Yangın
Yıllardır uzmanlar, Türkiye’nin bir deprem ülkesi olduğunu, lokalizasyonlarını belirterek bir an önce önlemler alınması gerektiğini dile getiriyorlar. Hatta 1999’daki Yalova depreminin yarattığı acılı günlerden de örnekler verirler.. O dönemler bu acıları azaltıp deprem önlemlerinin bir an önce alınması için özel iletişim vergisi konulmuştu. Toplanan vergilerle önlemler alındı mı? Uzmanlar konuştukları ile kaldılar. Ama yine de önlemler bir an önce alınmalı demeye devam ettiler.
Ve o korkunç 6 Şubat’ın yıkıcı depremiyle bir bölgemiz yerle bir oldu. “yangın”

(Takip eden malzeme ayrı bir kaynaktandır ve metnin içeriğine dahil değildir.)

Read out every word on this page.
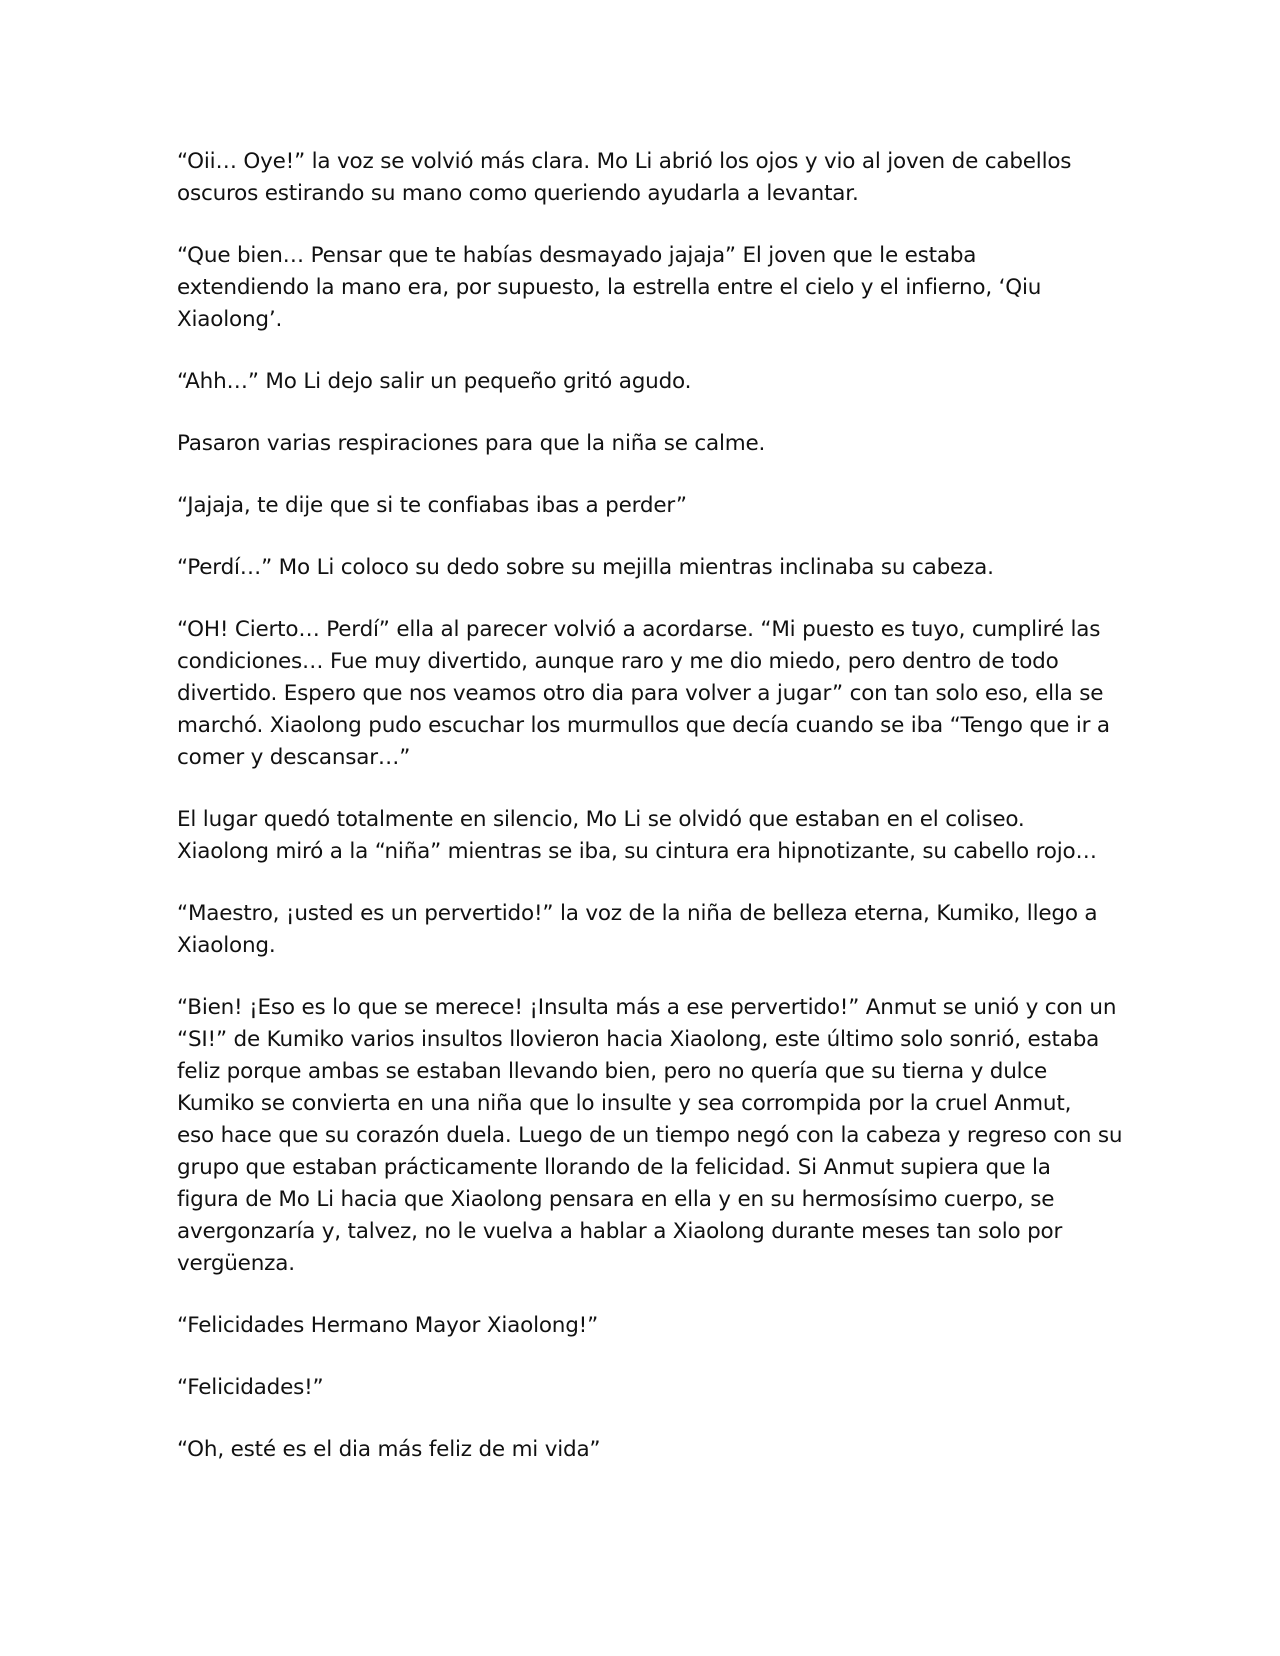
“Oii… Oye!” la voz se volvió más clara. Mo Li abrió los ojos y vio al joven de cabellos
oscuros estirando su mano como queriendo ayudarla a levantar.

“Que bien… Pensar que te habías desmayado jajaja” El joven que le estaba
extendiendo la mano era, por supuesto, la estrella entre el cielo y el infierno, ‘Qiu
Xiaolong’.

“Ahh…” Mo Li dejo salir un pequeño gritó agudo.

Pasaron varias respiraciones para que la niña se calme.

“Jajaja, te dije que si te confiabas ibas a perder”

“Perdí…” Mo Li coloco su dedo sobre su mejilla mientras inclinaba su cabeza.

“OH! Cierto… Perdí” ella al parecer volvió a acordarse. “Mi puesto es tuyo, cumpliré las
condiciones… Fue muy divertido, aunque raro y me dio miedo, pero dentro de todo
divertido. Espero que nos veamos otro dia para volver a jugar” con tan solo eso, ella se
marchó. Xiaolong pudo escuchar los murmullos que decía cuando se iba “Tengo que ir a
comer y descansar…”

El lugar quedó totalmente en silencio, Mo Li se olvidó que estaban en el coliseo.
Xiaolong miró a la “niña” mientras se iba, su cintura era hipnotizante, su cabello rojo…

“Maestro, ¡usted es un pervertido!” la voz de la niña de belleza eterna, Kumiko, llego a
Xiaolong.

“Bien! ¡Eso es lo que se merece! ¡Insulta más a ese pervertido!” Anmut se unió y con un
“SI!” de Kumiko varios insultos llovieron hacia Xiaolong, este último solo sonrió, estaba
feliz porque ambas se estaban llevando bien, pero no quería que su tierna y dulce
Kumiko se convierta en una niña que lo insulte y sea corrompida por la cruel Anmut,
eso hace que su corazón duela. Luego de un tiempo negó con la cabeza y regreso con su
grupo que estaban prácticamente llorando de la felicidad. Si Anmut supiera que la
figura de Mo Li hacia que Xiaolong pensara en ella y en su hermosísimo cuerpo, se
avergonzaría y, talvez, no le vuelva a hablar a Xiaolong durante meses tan solo por
vergüenza.

“Felicidades Hermano Mayor Xiaolong!”

“Felicidades!”

“Oh, esté es el dia más feliz de mi vida”
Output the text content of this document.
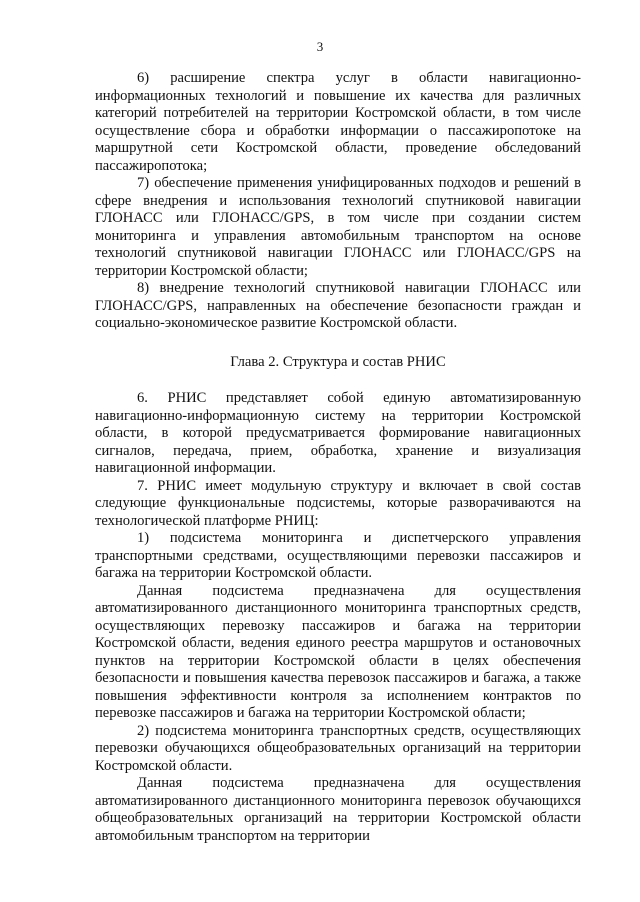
3

6) расширение спектра услуг в области навигационно-информационных технологий и повышение их качества для различных категорий потребителей на территории Костромской области, в том числе осуществление сбора и обработки информации о пассажиропотоке на маршрутной сети Костромской области, проведение обследований пассажиропотока;

7) обеспечение применения унифицированных подходов и решений в сфере внедрения и использования технологий спутниковой навигации ГЛОНАСС или ГЛОНАСС/GPS, в том числе при создании систем мониторинга и управления автомобильным транспортом на основе технологий спутниковой навигации ГЛОНАСС или ГЛОНАСС/GPS на территории Костромской области;

8) внедрение технологий спутниковой навигации ГЛОНАСС или ГЛОНАСС/GPS, направленных на обеспечение безопасности граждан и социально-экономическое развитие Костромской области.

Глава 2. Структура и состав РНИС

6. РНИС представляет собой единую автоматизированную навигационно-информационную систему на территории Костромской области, в которой предусматривается формирование навигационных сигналов, передача, прием, обработка, хранение и визуализация навигационной информации.

7. РНИС имеет модульную структуру и включает в свой состав следующие функциональные подсистемы, которые разворачиваются на технологической платформе РНИЦ:

1) подсистема мониторинга и диспетчерского управления транспортными средствами, осуществляющими перевозки пассажиров и багажа на территории Костромской области.

Данная подсистема предназначена для осуществления автоматизированного дистанционного мониторинга транспортных средств, осуществляющих перевозку пассажиров и багажа на территории Костромской области, ведения единого реестра маршрутов и остановочных пунктов на территории Костромской области в целях обеспечения безопасности и повышения качества перевозок пассажиров и багажа, а также повышения эффективности контроля за исполнением контрактов по перевозке пассажиров и багажа на территории Костромской области;

2) подсистема мониторинга транспортных средств, осуществляющих перевозки обучающихся общеобразовательных организаций на территории Костромской области.

Данная подсистема предназначена для осуществления автоматизированного дистанционного мониторинга перевозок обучающихся общеобразовательных организаций на территории Костромской области автомобильным транспортом на территории
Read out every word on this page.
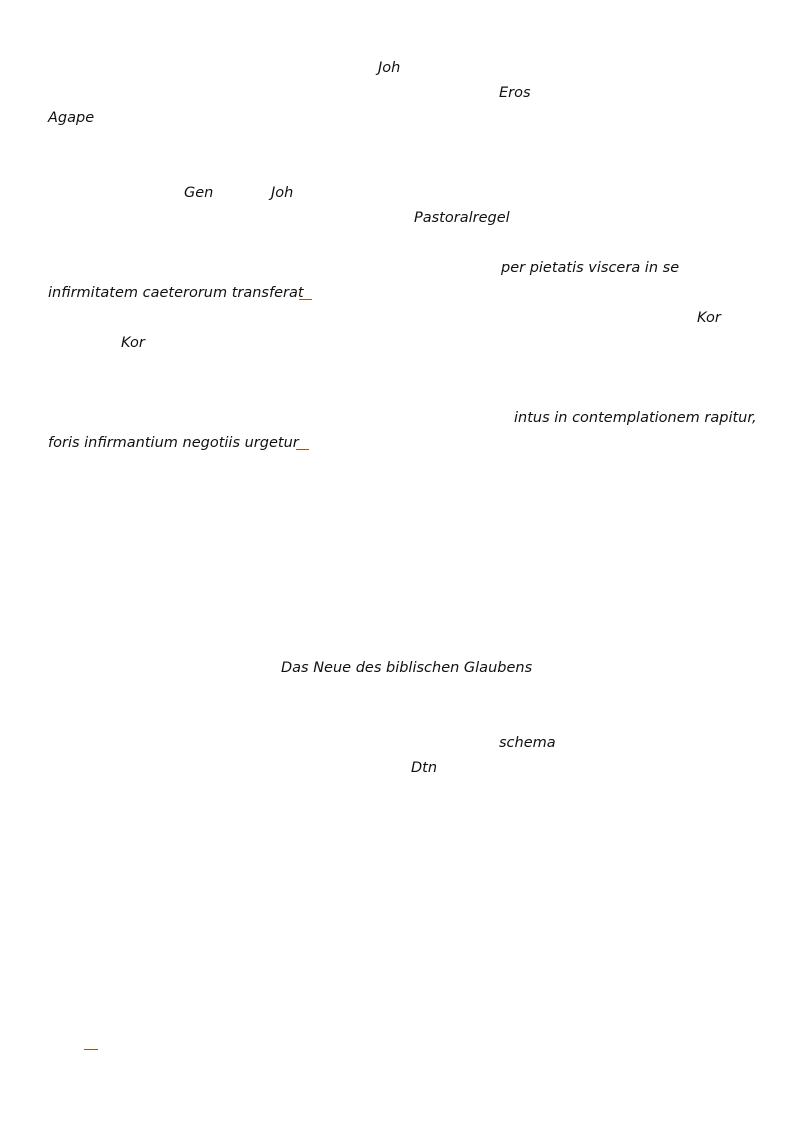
Joh
Eros
Agape
Gen	Joh
Pastoralregel
per pietatis viscera in se
infirmitatem caeterorum transferat
Kor
Kor
intus in contemplationem rapitur,
foris infirmantium negotiis urgetur
Das Neue des biblischen Glaubens
schema
Dtn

Ben ekonomistim Nas var Nas dedi, dünyada örneği olmayan bu ekonomi yönetimiyle, seksenbeş milyonun mutfaklarında yangın başlattı. Bu yangın öyle bir hızla yayılmaya başladı ki, halkın büyük kesimi yokluk ve yoksullukla karşı karşıya kaldı. Nas’la ekonomi dibe vurunca, kurtuluş için Sayın Şimşek getirildi. Şimşek geleli İki yıl oldu ama mutfak yangınları devam ediyor. Geçenlerde bir dost sofrasında bulunan bir kişi çok güzel bir söz söyledi, “ Dostlar AKP gömlek değiştirdik dediğinde, alelacele yeni gömleği giyerken düğmeleri yanlış ilikledi. O nedenle iki yakamız bir araya gelmiyor” dedi.
“Yangın…”
Yine her yıl bu aylarda olduğu gibi canım ormanlarımız günlerce cayır cayır yandı ve geleceğimizi kararttı. Medyada hep dile getirildi yaz geliyor, havalar ısınıyor. Orman yangınları için önlemler alınsın dendi.
“Yangın….”
Tüm bunlar yetmezmiş gibi, terörsüz Türkiye’nin konuşulduğu günlerde 12 vatan evladımızın şehit haberleri ile ocaklara ateş düştü.
“Yangın…”
Yetmedi, siyasette yangınlar aylar önce başladı. Bu yangın siyasi olarak yargı kanalıyla CHP’yi sardı. Amaç ana muhalefeti sindirmek. Ana muhalefeti sindirelim, susturalım derken onbinler meydanları doldurarak bu yapılanlara karşı çıkıyor. Tarafsız araştırma şirketlerinin sonuçları iktidarı iyice telaşlandırıyor. AKP bir şeyin farkında değil. Bu yapılan hukuksuzluklara kendi partisi içinde de küçük kıvılcımlar şeklinde bir yangın başladı. Sokaktaki AKP sempatizanları bile bu yapılan haksızlıklarla kendi ayağımıza sıkıyoruz, diyorlar. “ yangın”
Yangınlar derken kendi coğrafyamızda sıkça anlatılır:
"Bir köylünün samanlığında yangın çıkar. Köy ahalisi samanlığın içinde bir adam olduğunu fark eder. Yangını el birliğiyle söndürdükten sonra, adamı ağır yaralı olarak apar topar hastaneye götürürler.
Hastanede bulunan doktor, adamı muayene etikten sonra bir de röntgen çekilmesini ister. Çekilen röntgeni incelediğinde adamın her tarafında kırıklar olduğunu görür.
Doktor şaşkınlıkla adama sorar :
Siz hastanemize yanık tanısıyla gelmişsiniz ama vücudunuzda yanıktan çok kırık var.
Bu nasıl oluyor?
Adam cevap verir:
Samanlık yanarken alevler bana da sıçradı.
Köy ahalisi samanlığa girdiğinde kıyafetlerim yanmaya başlamıştı.
Beni kürekle söndürdüler."
Özü şu: Uzun sayılacak günlerden beri mutfaklarda yangın var, geçim sıkıntısı var.
Temmuz ayında çalışanlar ve emekliler için maaşlarına zam ayarlaması yapılacaktı. Güya yapıldı da...
Bir umutla bekleyenler bilsinler ki, adı zam olan bu ayarlama sonrası, adaletsiz vergi ve cezalarla küreklerle vura vura yangını söndürmeye çalışacaklar. Dikkat ediniz bir yerleriniz kırılmasın. (alıntı)
Bu yangınlar nasıl söner ???
PARLAMENTER DEMOKRASİYLE
SON SÖZ: Okunsun diye değil, dokunsun diye yazılır bazı şeyler.